Dame Carol Black, in her independent review of addiction policy, research and treatment in the UK, released in July 2021, made reference to a treatment system that was ultimately broken. Funding has fallen year on year since 2014 - whilst there is no doubt that an increase in treatment-specific funding will have a positive impact on current outcomes, it is difficult not to wonder where the system would be had it continued to receive the funding it needed.

We believe it is important to be cautious about correlating increased levels of funding with more successful treatment outcomes. FfC Chief Executive, Bob Bharij, has worked in the sector since 2004 and repeatedly witnessed a system that repeatedly failed the individuals it aimed to help. He states that: “we need a far greater emphasis on reviewing the failures of the current treatment system to ensure the mistakes of the past are not repeated, and a much higher level of accountability to explore the role the treatment system plays in the high relapse rates post-treatment”. Furthermore, he seeks a greater focus on implementing innovative approaches to service delivery that have the potential to positively - and sustainably - impact the lives of individuals accessing support and deliver cost savings. 

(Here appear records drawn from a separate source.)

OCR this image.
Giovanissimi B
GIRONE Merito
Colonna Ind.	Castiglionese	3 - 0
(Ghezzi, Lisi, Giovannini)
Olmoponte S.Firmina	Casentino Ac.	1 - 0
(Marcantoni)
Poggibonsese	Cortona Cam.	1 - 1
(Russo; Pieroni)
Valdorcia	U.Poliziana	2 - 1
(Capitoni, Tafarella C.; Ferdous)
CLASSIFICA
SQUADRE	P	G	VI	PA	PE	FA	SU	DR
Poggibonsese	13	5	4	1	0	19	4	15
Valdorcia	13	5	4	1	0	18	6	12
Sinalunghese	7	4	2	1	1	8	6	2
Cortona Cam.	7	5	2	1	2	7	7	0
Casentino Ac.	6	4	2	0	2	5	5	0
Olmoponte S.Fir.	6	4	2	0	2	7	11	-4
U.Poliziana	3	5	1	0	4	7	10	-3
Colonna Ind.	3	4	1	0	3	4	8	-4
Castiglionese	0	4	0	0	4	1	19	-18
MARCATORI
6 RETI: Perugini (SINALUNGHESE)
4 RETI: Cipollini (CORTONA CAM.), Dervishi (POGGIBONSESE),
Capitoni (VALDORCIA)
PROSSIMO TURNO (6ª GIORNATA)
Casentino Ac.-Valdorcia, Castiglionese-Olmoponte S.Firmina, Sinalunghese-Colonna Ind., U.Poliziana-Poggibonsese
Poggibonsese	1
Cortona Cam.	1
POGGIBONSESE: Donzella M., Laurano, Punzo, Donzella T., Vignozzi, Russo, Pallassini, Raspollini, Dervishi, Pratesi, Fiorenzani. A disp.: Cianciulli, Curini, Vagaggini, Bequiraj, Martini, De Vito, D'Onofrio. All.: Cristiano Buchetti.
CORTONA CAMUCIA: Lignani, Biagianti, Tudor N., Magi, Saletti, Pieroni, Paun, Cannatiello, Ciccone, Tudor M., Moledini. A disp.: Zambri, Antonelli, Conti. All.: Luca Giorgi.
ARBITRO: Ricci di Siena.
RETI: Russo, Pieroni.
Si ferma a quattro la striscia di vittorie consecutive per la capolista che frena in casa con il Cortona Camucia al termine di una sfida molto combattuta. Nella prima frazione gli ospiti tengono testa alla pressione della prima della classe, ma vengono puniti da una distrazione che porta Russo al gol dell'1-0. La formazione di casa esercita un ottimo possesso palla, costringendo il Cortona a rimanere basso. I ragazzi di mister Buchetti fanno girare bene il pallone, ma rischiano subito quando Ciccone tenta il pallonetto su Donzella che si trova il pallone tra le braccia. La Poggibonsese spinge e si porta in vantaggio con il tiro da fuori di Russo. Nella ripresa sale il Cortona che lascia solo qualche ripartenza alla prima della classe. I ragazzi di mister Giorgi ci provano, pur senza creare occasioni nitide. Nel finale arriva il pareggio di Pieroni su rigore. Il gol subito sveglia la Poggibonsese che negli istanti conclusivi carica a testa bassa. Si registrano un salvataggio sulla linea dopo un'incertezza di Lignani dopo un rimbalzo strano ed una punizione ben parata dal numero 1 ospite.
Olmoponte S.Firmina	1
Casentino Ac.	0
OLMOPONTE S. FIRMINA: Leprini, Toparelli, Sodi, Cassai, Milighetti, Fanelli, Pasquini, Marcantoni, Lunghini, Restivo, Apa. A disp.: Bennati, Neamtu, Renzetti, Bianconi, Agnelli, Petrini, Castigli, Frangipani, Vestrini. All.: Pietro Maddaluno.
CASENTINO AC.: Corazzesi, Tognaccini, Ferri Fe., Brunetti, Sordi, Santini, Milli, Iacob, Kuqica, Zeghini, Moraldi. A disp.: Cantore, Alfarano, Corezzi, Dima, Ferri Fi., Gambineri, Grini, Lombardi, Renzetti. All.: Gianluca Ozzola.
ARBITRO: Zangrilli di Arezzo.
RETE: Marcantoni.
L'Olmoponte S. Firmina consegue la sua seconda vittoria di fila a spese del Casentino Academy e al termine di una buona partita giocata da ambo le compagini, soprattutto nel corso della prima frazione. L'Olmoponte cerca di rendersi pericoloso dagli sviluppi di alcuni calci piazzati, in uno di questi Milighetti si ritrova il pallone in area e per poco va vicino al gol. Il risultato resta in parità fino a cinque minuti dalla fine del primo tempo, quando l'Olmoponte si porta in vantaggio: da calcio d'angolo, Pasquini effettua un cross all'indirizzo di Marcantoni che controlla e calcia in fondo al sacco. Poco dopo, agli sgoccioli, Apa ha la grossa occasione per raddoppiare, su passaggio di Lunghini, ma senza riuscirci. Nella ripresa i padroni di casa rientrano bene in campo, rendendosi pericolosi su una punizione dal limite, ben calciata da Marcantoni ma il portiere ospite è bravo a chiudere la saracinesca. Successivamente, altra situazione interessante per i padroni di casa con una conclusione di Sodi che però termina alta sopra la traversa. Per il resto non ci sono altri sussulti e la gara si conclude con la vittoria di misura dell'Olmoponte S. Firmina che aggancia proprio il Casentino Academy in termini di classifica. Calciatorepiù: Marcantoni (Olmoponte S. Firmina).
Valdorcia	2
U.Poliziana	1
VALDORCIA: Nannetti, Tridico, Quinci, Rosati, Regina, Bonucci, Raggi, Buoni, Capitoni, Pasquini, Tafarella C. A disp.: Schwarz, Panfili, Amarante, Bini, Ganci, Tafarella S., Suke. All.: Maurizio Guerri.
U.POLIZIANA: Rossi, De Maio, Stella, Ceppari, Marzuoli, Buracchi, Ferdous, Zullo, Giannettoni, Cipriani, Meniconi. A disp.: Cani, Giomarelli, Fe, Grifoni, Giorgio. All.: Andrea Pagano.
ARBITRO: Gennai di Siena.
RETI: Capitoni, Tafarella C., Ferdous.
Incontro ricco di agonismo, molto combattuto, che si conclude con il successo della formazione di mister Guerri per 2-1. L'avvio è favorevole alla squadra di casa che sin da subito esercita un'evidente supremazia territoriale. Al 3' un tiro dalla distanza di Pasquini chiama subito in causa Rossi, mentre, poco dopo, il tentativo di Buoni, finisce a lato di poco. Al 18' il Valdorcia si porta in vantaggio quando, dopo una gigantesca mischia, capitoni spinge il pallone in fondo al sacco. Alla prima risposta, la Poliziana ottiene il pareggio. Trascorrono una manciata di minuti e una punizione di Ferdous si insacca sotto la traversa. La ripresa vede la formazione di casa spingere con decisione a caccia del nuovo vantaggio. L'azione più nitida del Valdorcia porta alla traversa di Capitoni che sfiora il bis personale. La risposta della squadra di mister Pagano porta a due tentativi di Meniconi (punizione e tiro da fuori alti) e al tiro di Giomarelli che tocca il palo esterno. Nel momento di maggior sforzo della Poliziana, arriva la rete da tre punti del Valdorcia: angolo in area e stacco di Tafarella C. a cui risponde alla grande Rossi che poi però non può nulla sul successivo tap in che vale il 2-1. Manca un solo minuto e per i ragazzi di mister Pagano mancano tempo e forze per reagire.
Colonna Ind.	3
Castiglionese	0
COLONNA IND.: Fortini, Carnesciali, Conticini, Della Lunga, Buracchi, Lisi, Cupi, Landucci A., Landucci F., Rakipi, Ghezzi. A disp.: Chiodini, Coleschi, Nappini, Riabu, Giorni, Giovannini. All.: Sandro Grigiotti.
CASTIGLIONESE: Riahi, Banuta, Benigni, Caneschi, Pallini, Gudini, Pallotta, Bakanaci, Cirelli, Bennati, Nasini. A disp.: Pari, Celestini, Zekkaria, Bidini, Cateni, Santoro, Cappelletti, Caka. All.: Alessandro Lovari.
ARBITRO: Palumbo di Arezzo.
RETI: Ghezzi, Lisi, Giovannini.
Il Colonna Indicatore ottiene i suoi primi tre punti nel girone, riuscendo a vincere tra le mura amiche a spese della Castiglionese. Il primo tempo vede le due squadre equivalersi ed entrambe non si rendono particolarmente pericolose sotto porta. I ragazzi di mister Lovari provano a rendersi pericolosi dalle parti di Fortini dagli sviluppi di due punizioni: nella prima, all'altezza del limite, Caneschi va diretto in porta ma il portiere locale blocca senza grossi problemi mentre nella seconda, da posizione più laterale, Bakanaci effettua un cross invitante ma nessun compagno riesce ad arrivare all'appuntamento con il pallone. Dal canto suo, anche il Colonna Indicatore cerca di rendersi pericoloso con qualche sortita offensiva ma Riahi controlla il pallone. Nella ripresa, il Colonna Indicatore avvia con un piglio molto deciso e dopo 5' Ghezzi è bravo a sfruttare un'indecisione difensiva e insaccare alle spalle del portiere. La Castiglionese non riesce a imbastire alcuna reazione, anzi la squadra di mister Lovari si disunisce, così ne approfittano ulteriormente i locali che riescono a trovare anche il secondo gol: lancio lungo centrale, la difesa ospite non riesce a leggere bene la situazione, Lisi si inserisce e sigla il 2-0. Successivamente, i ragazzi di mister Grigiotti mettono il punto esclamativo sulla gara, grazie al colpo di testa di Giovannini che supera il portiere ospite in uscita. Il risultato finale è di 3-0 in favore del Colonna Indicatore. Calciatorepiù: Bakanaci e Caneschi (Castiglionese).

At Foundation for Change, we have developed an innovative approach we want to ensure is part of the changing landscape of treatment for substance use. We believe it is vital for the individuals we work with to develop more accurate and compassionate understandings of their life experiences by seeing them through a systemic lens. Our work contextualises individual experiences and supports people to understand how wider forces in society – particularly social inequality, capitalism, gender and race inequality – shape their lives and play a significant role in their substance use. Through developing this bigger picture perspective, individuals begin to see that they are not individually responsible for their situations which significantly destigmatises and reduces the feelings of shame that can perpetuate social exclusion. 

The system doesn't simply need more funding. It definitely doesn’t need more meaningless targets to chase or payments-by-results. It needs a more sophisticated understanding of the intersecting challenges that people in disadvantaged communities face and the reasons that drive people to use substances. It needs fresh approaches to recovery that focus on developing self-understanding, agency and meaning and the societal structures that support these instead of symptom-management approaches where individuals live in fear of a relapse. The system needs change.